By U.S. Olympic and Paralympic Foundation | Oct. 24, 2018, 1:30 p.m. (ET)

Mt. Fuji in the fall.

Tokyo Tips is a content series designed to help you make the most out of your time in Tokyo, before, during and after the Olympic Games. With less than two years to go before the Opening Ceremony, Tokyo Tips will deliver a new recommendation each month so you can fill your itinerary with some of the most exciting attractions the city has to offer. Read on for a primer on Mount Fuji, Japan’s tallest peak and one of the nation’s Three Holy Mountains.

Situated around 60 miles outside of Tokyo, Mount Fuji is Japan’s most famous peak. The dormant volcano is the nation’s tallest mountain, and its snow-capped cone is visible from the city on clear days in the winter and spring, with climbers and adventurers scaling it in the summer. 

Not only is Fuji-san a national symbol for the Japanese — appearing on its ¥1000 bill and within its most famous illustrations — it is also the only mountain in the world with its own emoji.

Mount Fuji has been depicted in Japanese art and writing for centuries, especially after Tokyo became the nation’s capital as the city of Edo in 1600. The first ascent of the mountain is thought to have taken place in 663 by a monk, and samurai (Japanese warriors) once held their training at the base of the mountain during the Kamakura period.
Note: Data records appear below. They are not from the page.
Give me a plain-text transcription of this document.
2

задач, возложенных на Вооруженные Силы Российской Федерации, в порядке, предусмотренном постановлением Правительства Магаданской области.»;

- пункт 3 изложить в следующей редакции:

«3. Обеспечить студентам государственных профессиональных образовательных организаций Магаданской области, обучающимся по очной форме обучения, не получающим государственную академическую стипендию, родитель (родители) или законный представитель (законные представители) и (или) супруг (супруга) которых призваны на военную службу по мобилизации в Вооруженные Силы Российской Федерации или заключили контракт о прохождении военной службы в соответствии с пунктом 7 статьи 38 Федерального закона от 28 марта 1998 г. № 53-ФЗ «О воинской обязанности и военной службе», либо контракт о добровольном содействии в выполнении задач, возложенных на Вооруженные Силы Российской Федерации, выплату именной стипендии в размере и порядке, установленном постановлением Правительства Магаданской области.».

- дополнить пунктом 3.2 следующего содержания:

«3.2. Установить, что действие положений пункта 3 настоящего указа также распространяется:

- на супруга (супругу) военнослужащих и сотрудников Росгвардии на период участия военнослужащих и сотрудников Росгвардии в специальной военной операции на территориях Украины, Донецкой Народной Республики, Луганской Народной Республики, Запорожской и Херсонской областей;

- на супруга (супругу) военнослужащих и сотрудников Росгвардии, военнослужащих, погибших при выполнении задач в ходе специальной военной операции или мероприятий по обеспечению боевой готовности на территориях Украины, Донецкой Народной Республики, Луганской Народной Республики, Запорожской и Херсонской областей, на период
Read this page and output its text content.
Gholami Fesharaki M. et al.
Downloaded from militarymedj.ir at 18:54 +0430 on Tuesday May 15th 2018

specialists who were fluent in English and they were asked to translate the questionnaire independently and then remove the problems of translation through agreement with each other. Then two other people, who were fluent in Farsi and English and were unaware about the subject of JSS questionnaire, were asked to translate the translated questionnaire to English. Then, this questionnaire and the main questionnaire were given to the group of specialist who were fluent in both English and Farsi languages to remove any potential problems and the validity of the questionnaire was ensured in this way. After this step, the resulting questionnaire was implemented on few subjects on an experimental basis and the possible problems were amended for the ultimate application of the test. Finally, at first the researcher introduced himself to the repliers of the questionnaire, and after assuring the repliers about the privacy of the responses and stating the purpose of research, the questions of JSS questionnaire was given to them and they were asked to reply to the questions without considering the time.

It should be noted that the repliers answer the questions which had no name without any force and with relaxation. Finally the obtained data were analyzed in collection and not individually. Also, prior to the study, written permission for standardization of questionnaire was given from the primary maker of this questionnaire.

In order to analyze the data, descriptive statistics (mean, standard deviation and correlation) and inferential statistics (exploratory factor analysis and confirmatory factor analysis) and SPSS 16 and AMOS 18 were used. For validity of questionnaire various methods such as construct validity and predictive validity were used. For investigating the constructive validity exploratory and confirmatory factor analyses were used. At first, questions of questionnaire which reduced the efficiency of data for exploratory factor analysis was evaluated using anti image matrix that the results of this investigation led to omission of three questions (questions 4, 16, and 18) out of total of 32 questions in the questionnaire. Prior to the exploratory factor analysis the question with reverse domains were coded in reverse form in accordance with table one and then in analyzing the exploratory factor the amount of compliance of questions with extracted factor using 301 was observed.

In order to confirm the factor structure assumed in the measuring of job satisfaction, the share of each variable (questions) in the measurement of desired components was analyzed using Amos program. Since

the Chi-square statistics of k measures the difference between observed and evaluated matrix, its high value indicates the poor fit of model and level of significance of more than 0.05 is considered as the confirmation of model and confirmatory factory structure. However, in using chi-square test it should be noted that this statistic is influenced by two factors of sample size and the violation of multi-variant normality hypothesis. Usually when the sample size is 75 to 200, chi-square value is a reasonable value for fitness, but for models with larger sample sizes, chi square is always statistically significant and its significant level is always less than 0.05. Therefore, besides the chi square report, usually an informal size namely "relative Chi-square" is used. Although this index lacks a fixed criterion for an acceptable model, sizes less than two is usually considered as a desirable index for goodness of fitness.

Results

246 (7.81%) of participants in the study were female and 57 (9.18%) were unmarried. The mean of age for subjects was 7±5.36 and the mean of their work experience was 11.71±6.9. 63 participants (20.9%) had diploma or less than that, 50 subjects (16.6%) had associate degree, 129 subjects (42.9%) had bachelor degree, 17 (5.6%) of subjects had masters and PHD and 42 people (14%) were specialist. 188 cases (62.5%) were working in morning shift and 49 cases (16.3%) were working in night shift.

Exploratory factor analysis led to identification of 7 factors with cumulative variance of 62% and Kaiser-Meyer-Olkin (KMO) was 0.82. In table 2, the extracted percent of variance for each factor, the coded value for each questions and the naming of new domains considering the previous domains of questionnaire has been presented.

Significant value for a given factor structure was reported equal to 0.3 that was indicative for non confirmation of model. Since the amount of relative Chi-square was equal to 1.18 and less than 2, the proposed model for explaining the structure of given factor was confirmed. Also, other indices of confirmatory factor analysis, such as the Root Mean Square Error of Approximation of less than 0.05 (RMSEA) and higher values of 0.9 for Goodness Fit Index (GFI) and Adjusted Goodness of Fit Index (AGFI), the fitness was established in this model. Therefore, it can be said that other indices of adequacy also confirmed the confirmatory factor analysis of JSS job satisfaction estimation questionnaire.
Today, Japanese citizens and foreigners alike flock to the mountain to see and scale the famous peak. In addition to its role as a beacon for those in Tokyo proper, Mount Fuji commands the scenery around the Fuji Five Lakes: Lake Kawaguchi, Lake Motosu, Lake Sai, Lake Shōji and Lake Yamanaka. The region includes some of the best hiking and sightseeing near Tokyo proper.

If you’re interested in making the trek to the top of Mount Fuji, a journey considered to be sacred in Japanese tradition, take the Subaru Line toll road to the Fuji Subaru Line 5th Station, where you’ll be greeted with shops and restaurants as well as sweeping views of the mountain and lakes below. Most choose to summit the mountain via the Yoshida Trail, so expect congestion in the busy summer climbing months if Yoshida is your route of choice.